Researchers have recently reported alarming data - 17% of all malicious files sent out by email in November concern online orders or deliveries, while 4% of all newly registered shopping websites are found to be malicious.
Phishing Attacks Still Prevail the Year-End Scams
Phishing attacks make use of fake websites and fraudulent applications. However, to send the potential victims there, hackers spread vast amounts of “phishing” emails that look like they come from a large retail company. A popular scam this season is to send out emails that mimic a spoofed Amazon order notification. The names and logos of other large retailers like Walmart, Best Buy, or Target may also be misused. For example, some scam messages state that the user is charged a substantial amount by Amazon for a non-existent order and needs to take action to stop the transaction. A link in the email leads to a false Amazon support page with a phone number. If the potential victim calls the given number, nobody would answer; however, later, the scammers would call back and ask for all credit card details, supposedly to cancel the order.
Fraudster emails can, actually, easily be identified: they will likely contain misspellings, bad grammar, the generic “Ms” or “Mr” instead of a user's name; the text will also sound urgent and scary and prompt for immediate action, or promise free stuff, coupons or refunds.
Digital Skimming Stays in the Trend
Another more elaborate scam is digital skimming, also known as a Magecart attack, named after the popular open-source eCommerce platform Magento. That is when fraudsters inject malicious code into a website to collect online payment data. Although it is usually not possible for a regular user to identify websites corrupted in that way, there are some things that users can do to protect themselves:
- Not save credit card data on online shopping sites,
- Enable transaction alerts for their credit cards
- Use a third-party payment method, like Google Wallet, PayPal, or Apple Pay
- Never make online payments when using public WiFi networks.
For the first few months of 2022 only, cyber security researchers have reported over 70,000 online shops that had digital skimmers installed at some point. That number rises to 100,000 if supply chain victims are included.
A New Louis Vuitton Fashion “Sale” Emerged Recently
Another email scam has been observed in the past weeks, known as the “Louis Vuitton” scam. The emails have the subject line “Black Friday Sale. Starts at $100. You’ll Fall In Love With Prices” and go out from the following email address: “email@example.com. “ Two malicious links within the email redirect to the domain: “jo.awojlere.ru.” The scammers here claim to be selling genuine LV jewelry at discounted prices as part of a Black Friday sale. The same fashion brand has also been the subject of several other fake websites with domains like “87off-bags.co”, “89off-bags.co”, “88off-bags.co”, and “86off-bags.co”. All of these fake websites look like the legitimate Louis Vuitton site and reach out to users via email with the subject line: “[black Friday sale] Louis Vuitton bags up to _% off! Shop online now!” These domains have been involved in nearly 15,000 incidents since the end of October.

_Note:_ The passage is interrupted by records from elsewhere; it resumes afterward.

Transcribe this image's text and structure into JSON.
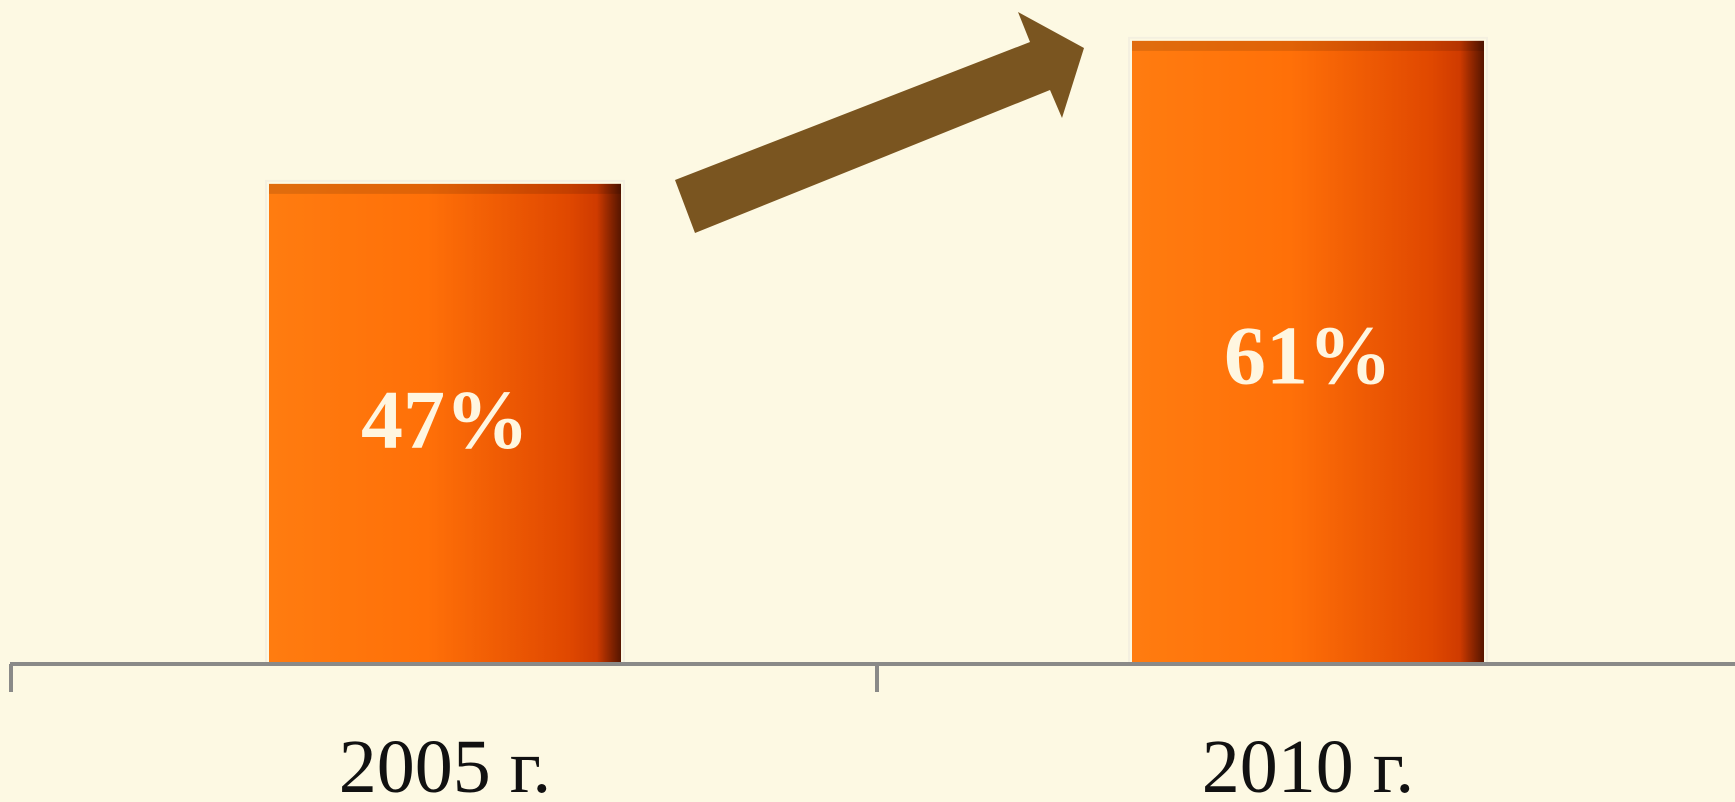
{
  "colors": {
    "background": "#fdf9e3",
    "bar_light": "#ff7a12",
    "bar_dark": "#d23a00",
    "arrow": "#7a5520",
    "axis": "#8a8a88"
  },
  "icons": {
    "trend": "up-right-arrow-icon"
  },
  "chart_data": {
    "type": "bar",
    "title": "",
    "xlabel": "",
    "ylabel": "",
    "categories": [
      "2005 г.",
      "2010 г."
    ],
    "values": [
      47,
      61
    ],
    "data_labels": [
      "47%",
      "61%"
    ],
    "ylim": [
      0,
      65
    ],
    "grid": false,
    "legend": "none"
  }
}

Also, again a campaign impersonating the well-known delivery company DHL is running this month. The phishing emails come from a webmail address “firstname.lastname@example.org” and pretend to have been sent from “SHIPMENT TRACKING.” A malicious link, “https://lutufedo.000webhostapp.com/key.php,” is attached to the content, and here the attackers aim to steal user credentials by claiming that they needed to pay €1.99 to complete the delivery of a non-existent order.
Other seasonal schemes that surface around year-end are gift exchange schemes like “Secret Sister” or “Secret Santa.” There are also numerous faux charity campaigns, whereby the fraudsters again impersonate in various ways legit charitable institutions to gain the trust of generous givers.
Computer security experts and even many large retail shopping outlets are warning consumers this year to take measures to avoid such scams during Black Friday and Cyber Monday, which will not only save them money but the aggravation of attempting to get their money back.